Rest assured, however tragic the circumstances may be, we rise to the occasion - even it we may be part of the families of the victims who perished, - as this writer is.
The call to action in times of terror is especially evident by the many Port Washington residents who have been tirelessly volunteering to assist wherever needed, whether it be in emergency services, organizing blood drives, offering grief counseling or participation in prayer circles.
As a former editor of this newspaper, I witnessed - and reported on - several local tragedies within our community, including the destruction of the Shields building, the devastating fire at the former Cat Lady Antiques that claimed the life of a Port firefighter, and the subsequent apartment house fire that claimed the lives of a young girl and her aunt. This prior experience from the tragic realm did not prepare me, however, for the emotional and physical trauma of being one of the eyewitnesses of the collapse of the Twin Towers. Paralyzed with disbelief and despair, I joined thousands of New Yorkers who were forced to evacuate our buildings and exit the city by foot.
The view of lower Manhattan from the bridge was a sign that will be permanently engrained in my memory and will serve as a poignant reminder of how precious our lives are and how quickly our lives can be transformed.

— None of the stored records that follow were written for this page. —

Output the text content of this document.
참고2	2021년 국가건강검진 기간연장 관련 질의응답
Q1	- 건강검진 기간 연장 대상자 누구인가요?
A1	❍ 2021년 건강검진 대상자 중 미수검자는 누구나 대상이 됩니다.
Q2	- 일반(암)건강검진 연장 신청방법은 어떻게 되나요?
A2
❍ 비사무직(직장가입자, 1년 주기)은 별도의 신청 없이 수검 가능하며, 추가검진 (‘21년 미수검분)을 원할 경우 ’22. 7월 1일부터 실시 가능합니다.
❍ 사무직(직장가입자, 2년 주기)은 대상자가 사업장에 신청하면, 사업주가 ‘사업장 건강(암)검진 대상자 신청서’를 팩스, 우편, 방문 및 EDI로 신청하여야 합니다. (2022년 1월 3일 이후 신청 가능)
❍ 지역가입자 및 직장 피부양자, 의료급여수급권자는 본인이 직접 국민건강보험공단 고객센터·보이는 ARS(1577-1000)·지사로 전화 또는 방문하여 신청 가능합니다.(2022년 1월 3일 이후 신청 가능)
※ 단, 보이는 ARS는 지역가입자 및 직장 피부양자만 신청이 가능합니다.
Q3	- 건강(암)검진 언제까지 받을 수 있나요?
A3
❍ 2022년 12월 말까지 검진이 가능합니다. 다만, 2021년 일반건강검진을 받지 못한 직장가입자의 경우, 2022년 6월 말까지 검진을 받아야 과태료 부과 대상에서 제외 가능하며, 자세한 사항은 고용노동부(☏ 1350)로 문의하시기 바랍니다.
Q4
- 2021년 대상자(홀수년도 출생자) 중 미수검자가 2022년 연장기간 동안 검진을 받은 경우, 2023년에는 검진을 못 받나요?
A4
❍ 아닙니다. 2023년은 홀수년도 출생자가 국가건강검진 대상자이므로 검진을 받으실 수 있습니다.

I wish I were in the position of a journalist to write about this tragedy, for there is so much to say, especially when it comes to human compassion and camaraderie. But perhaps my role as an American citizen and Port Washington resident can be even more powerful and meaningful at this time around through prayers asking strength, hope and peace. I thank the Port Washington Clergy Association for giving all of us this opportunity to pray together communally. As I looked around at the 400 + faces of Port citizens who attended the evening outdoor service on Sept. 12, I saw people who were searching deep to find the connections to a higher power in the hopes of elevating us all from this horrific tragedy. Hard as it may be to believe, we all have to believe there is a ray of sun behind the dark, gloomy cloud that has enveloped our world, and that the source of these rays originate right here in our own communities.
I am also grateful to all the citizens with whom I ride on the LIRR each day, who - without hesitation - have taken the time to volunteer in any capacity throughout this tragic event. You know who you are. And we are all proud of you.